Los mortales estamos impedidos de hacer tan pretensiosas ofertas. Sin embargo, algunos enamorados intentan retener en vano a sus seres queridos con peregrinas promesas: hazañas riesgosas e irrelevantes, como cruzar a nado un océano, o costosos obsequios materiales, que solo precipitan las dudas del ser amado.

El joven Laureano también prometía cosas imposibles a su amada Candelaria, con tal de que ésta no lo abandonase. La admiración inicial de ella había ido mutando en un cierto desencanto. Entonces él decidió suplir el déficit de afecto con regalos deslumbrantes. Ella lo tomó como una extorsión: cada oferta incluía la condición de estar a su lado. Y no lo consintió.

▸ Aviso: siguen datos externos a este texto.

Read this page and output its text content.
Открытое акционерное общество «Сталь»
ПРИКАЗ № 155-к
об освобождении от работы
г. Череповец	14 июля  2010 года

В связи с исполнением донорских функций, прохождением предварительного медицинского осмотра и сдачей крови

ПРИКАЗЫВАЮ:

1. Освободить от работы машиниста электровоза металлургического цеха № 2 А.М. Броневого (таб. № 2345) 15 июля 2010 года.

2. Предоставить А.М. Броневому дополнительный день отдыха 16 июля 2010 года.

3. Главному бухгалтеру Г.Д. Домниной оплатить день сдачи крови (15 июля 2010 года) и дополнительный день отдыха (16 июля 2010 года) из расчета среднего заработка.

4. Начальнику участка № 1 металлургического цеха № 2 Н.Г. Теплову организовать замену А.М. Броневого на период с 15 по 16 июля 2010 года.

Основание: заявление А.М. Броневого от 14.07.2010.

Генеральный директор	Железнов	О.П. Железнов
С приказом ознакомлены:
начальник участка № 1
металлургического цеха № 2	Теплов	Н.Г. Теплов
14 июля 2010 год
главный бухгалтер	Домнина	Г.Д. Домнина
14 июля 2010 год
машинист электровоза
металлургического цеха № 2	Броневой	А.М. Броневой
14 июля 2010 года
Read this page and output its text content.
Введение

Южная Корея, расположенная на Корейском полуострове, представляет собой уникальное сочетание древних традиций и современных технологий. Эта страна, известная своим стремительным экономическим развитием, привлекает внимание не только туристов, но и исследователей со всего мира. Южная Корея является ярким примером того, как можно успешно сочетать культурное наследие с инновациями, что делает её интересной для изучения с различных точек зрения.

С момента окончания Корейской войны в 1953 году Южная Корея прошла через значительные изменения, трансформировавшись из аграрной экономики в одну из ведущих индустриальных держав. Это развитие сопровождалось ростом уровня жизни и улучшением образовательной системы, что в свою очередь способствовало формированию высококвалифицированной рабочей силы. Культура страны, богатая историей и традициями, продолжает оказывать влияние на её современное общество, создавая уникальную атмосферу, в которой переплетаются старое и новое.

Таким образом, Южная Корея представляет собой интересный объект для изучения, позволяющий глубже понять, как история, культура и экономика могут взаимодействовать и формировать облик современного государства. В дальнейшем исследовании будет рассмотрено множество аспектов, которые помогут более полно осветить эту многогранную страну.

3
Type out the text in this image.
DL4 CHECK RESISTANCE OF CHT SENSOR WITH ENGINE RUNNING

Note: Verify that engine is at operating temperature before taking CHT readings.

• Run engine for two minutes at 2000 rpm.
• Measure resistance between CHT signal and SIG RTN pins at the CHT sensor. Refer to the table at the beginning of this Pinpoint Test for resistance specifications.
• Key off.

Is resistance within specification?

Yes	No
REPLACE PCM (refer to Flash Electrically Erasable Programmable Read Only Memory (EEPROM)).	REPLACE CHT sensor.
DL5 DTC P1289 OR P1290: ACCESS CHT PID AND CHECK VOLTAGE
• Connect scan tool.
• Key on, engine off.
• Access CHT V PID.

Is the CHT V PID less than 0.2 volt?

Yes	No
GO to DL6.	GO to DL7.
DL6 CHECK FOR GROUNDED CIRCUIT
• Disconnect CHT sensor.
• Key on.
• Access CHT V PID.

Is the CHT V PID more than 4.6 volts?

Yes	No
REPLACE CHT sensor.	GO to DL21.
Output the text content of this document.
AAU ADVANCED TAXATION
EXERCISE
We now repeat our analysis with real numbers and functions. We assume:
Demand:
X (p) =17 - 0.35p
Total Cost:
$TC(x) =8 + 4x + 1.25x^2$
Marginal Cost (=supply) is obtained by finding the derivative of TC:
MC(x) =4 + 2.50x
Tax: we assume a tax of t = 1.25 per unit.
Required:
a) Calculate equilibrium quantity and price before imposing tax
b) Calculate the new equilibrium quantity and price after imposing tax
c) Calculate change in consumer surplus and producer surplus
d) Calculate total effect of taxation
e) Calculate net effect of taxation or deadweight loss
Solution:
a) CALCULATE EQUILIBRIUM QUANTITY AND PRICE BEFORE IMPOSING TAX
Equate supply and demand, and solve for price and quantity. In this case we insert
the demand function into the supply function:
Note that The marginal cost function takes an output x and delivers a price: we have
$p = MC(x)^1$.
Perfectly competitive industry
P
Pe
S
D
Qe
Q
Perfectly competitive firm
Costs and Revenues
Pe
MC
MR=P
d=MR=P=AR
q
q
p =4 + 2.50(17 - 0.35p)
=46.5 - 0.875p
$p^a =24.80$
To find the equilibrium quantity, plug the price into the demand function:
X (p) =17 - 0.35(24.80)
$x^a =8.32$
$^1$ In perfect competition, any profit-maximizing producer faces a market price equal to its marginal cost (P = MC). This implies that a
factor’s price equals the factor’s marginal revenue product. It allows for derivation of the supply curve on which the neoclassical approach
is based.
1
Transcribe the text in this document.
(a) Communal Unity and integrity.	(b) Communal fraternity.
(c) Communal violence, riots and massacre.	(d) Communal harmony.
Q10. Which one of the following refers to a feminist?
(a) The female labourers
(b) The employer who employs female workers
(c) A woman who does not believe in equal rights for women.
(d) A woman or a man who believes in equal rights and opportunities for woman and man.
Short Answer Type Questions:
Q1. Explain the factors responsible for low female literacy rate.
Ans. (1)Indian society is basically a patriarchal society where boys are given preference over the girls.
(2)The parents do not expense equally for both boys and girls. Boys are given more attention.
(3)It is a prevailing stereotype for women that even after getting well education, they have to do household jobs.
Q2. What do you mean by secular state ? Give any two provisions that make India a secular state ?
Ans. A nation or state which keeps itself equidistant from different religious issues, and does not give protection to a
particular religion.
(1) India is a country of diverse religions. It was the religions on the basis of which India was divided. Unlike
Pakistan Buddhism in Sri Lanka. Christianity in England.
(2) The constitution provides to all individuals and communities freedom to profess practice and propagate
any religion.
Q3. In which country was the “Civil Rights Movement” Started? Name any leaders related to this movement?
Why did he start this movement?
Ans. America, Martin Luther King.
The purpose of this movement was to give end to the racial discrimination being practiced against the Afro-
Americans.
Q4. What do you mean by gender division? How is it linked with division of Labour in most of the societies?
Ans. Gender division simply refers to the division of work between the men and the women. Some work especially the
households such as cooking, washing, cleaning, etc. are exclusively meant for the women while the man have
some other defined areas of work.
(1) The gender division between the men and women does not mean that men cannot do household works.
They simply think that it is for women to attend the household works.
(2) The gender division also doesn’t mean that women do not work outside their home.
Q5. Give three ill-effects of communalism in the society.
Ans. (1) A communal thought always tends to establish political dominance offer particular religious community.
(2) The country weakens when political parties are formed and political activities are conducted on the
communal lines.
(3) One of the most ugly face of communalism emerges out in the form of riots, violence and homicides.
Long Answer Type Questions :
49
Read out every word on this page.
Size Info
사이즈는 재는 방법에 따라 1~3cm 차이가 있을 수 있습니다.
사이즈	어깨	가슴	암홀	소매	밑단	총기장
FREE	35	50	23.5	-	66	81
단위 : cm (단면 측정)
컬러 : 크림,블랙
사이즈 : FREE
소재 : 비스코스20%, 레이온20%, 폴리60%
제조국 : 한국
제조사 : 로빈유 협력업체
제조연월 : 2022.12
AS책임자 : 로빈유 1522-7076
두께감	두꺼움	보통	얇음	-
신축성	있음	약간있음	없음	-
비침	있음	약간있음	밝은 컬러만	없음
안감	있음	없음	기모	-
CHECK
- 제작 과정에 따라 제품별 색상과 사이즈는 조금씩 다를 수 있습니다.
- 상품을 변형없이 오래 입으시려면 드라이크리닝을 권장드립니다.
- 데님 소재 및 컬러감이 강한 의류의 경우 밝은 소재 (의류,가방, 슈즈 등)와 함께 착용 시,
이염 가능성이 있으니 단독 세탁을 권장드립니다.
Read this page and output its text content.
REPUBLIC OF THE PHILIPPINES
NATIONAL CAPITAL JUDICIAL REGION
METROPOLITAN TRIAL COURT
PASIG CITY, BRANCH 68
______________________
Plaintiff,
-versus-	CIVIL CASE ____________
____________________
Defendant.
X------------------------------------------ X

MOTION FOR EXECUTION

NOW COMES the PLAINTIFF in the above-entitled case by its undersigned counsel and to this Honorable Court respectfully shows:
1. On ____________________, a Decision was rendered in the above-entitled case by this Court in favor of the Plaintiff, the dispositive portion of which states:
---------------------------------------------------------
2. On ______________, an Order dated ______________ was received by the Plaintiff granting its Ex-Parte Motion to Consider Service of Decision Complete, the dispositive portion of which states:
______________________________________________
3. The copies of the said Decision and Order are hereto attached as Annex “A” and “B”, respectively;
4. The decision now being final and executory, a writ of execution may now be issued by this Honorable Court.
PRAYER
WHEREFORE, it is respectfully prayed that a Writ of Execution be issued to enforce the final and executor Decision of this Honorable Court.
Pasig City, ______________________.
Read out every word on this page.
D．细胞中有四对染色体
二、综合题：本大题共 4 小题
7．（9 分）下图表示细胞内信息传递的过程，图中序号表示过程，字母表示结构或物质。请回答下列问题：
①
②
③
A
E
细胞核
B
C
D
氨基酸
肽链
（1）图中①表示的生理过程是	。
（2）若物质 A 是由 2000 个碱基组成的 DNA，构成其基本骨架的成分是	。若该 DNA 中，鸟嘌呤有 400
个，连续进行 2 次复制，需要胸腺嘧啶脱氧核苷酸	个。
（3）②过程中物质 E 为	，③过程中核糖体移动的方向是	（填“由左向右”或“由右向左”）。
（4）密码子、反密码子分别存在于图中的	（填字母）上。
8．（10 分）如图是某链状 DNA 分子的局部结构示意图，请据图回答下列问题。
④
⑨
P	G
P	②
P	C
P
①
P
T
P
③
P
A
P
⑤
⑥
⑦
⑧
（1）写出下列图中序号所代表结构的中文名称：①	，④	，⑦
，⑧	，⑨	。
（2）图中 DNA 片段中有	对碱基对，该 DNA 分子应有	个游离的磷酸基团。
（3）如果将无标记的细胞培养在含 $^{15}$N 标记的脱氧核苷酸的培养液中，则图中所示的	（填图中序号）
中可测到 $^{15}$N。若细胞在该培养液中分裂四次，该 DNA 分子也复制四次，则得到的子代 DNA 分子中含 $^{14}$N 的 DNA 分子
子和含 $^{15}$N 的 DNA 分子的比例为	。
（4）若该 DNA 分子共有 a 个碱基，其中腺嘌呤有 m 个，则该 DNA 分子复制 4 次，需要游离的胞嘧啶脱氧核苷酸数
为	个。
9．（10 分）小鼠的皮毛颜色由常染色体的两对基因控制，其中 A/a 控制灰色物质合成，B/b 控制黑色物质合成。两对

Calipso también chantajeó a Ulises. Él hubiese obtenido el beneficio de la inmortalidad solo si aceptaba el amor de ella. Pero el semidiós rechazó la tentadora oferta, alegando heroicas razones. Asimismo, Candelaria también rehusó, aunque sin la épica del héroe griego, la propuesta de Laureano. Ambos fueron movilizados por el mismo impulso: el amor. Uno hacia su mujer, Penélope; la otra, hacia sí misma.

Nada hay más inútil para el amor que una promesa. Nada más condenable que una extorsión. El amor no pide nada a cambio. Si Ulises hubiese sentido verdadero amor por Calipso, habría permanecido con ella sin condiciones. Si la ninfa hubiera advertido el amor del héroe, nada le habría prometido. La promesa y el chantaje son gestos desesperados de egocentrismo y vanidad.

Por último, nada más infructuoso que el intento de retener amores no correspondidos. En esos equívocos han incurrido durante siglos, al parecer, humanos y dioses.